In turn, this means ALL current nuclear-related dealings – RFI’s and RFP’s, pertaining to new generation capacity are set aside, and that prospective tender contracts awarded based on the previous section 34(1) determination, would be void and unenforceable.
- Should the government wish to pursue its nuclear ambitions, the consequences of this case dictate that the following would have to happen:
- New Inter-Government agreements (“IGA’s”) between South Africa and the supplying countries – properly tabled and debated in parliament and not merely noted as was previously the case;
- Renewed valid IEP / IRP process, based on accurate relevant and well-informed information, combined with meaningful public participation;
- Adjustment of the outcome of the IEP / IRP process, also considering the impact of National Energy Efficiency Strategy (“NEES”);
- Revisiting of the Environmental Impact Assessments (“EIA”) and public participations by person affected by the designated nuclear sites;
- Approval of the nuclear procurement process by treasury.
- Furthermore, it is important to note that this judgment has a significant impact on Eskom’s recent application to Treasury for exemption from the Public Finance Management Act (PFMA) Act 1 of 1999, in regard to its plans to fast track the new nuclear build program.
In essence, this judgment has kicked government’s current plans to rush the nuclear deal into touch, including Eskom’s recently announced plans to seek RFP’s from potential nuclear suppliers in the coming months.
The judgment is extremely compelling and encouraging for society, in that it points to the need for Government to act rationally and adhere to the Electricity Regulation Act’s administrative process. This requires amongst other things, a credible IRP for the nation’s electricity requirements, in order to make such determinations for new energy build programs.
“It is clear to OUTA that failing the good work of the legal challenge brought against the Department of Energy by civil action organisations such as SAFCEI and ELA, the authorities would have got away with introducing the most expensive and elaborate capital expenditure project, one which would have crippled this country going forward,” says Ted Blom, OUTA’s Energy Portfolio Director. “It is for this reason OUTA assisted SAFCEI with resources to ensure the public awareness process on this matter was heightened.”
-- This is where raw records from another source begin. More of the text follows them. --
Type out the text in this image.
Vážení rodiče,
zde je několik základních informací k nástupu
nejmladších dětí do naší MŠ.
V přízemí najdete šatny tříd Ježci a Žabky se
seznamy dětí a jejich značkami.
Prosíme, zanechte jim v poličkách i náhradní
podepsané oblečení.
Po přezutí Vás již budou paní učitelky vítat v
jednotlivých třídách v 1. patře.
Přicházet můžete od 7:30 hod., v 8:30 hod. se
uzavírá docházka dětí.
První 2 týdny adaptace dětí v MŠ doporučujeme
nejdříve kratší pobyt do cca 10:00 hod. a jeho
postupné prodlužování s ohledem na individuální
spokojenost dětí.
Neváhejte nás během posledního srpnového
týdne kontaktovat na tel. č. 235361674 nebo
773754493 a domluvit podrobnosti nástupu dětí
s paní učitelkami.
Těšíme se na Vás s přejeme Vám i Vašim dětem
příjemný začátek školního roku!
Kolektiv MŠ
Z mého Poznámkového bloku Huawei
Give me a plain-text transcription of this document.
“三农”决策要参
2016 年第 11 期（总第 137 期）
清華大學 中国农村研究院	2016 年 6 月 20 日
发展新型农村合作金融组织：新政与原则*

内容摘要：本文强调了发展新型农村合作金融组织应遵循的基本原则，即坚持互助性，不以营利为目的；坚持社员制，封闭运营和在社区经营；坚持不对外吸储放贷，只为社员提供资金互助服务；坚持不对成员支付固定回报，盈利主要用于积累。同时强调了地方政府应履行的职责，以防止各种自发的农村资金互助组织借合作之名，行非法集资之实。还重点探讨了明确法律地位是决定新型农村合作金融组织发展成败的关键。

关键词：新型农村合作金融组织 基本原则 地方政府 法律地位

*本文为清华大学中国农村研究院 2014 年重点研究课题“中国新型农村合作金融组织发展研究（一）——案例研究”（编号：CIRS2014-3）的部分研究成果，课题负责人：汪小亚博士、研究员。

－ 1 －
OUTA is fully aware Government may seek to appeal this ruling and as such, will continue to collaborate with SAFCEI and others, as well as build on its past work within its energy portfolio, to hold Government accountable and ensure all actions have the best interests of the people of South Africa at the core of their decisions.
“We are tired of Government’s approach that runs roughshod over the need for meaningful public engagement and due process,” says Wayne Duvenage, OUTA’s Chairperson. “The pro-nuclear lobbyists and Government officials arrogantly ignore their need to be accountable and to provide detailed explanations to the public on why we need new nuclear plants, or what the true costs of these will be.”